Swirl the pan gently over medium heat until the sugar is dissolved and clear, still not stirring. If sugar starts to crust around the sides of the pan, brush it down gently with a clean pastry brush dipped in cold water.
Cover the pan tightly and increase the heat to medium-high. Allow it to boil for 2 minutes.
Uncover and continue boiling until the syrup begins to darken around the edges, still not stirring. Swirl the pan gently and continue cooking until the syrup is uniformly amber in color. Don’t allow it to burn, or it will become bitter. Remove from the heat, add the butter and stir until smooth.
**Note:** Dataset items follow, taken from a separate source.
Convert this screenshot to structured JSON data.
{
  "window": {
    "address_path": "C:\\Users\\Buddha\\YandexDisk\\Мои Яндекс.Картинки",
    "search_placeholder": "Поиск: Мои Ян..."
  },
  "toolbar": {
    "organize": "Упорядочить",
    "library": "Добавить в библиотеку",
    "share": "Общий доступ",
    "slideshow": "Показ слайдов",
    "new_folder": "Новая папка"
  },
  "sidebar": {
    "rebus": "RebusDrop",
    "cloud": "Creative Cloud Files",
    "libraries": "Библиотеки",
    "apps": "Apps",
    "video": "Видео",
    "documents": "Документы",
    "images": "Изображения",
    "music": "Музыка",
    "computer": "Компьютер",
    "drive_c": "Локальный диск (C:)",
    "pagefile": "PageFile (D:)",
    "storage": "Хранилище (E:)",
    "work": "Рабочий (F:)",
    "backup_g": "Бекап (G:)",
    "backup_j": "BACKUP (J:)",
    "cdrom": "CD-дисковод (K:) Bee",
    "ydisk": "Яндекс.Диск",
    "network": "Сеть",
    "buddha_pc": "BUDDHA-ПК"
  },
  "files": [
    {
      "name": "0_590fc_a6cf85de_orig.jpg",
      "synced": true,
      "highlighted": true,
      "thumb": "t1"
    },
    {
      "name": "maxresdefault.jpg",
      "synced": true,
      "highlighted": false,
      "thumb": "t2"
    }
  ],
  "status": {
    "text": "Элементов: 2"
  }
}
Add the cream and stir until completely smooth, then add chocolate and stir until smooth and shiny. Stir in salt and vanilla until smooth. Pour the mixture into a glass bowl or measuring cup and stir occasionally until it is the desired consistency. The ganache can be refrigerated in glass jars for at least a couple of weeks.
For icing: Either pour the still-warm ganache over a cake or brownies for a smooth glaze, or allow it to cool and thicken until it is a spreadable consistency.
For truffles: Refrigerate the ganache in a glass bowl for 2 hours. When it is firm enough to hold its shape but still malleable, scoop the ganache into half-inch balls and roll in cocoa powder.
For chocolate mousse: Chill a medium bowl and beater in the refrigerator. Allow the ganache to cool to just lukewarm. Pour the ganache into the chilled bowl and whip until it thickens. Spoon into stemmed glasses or serving bowls and chill until just before serving. Garnish with whipped cream.
For Spoon Fudge: Pour whatever ganache you’re not using for icing or mousse into a glass jar with a tight-fitting lid. Keep it in the refrigerator and have a spoonful as the mood strikes.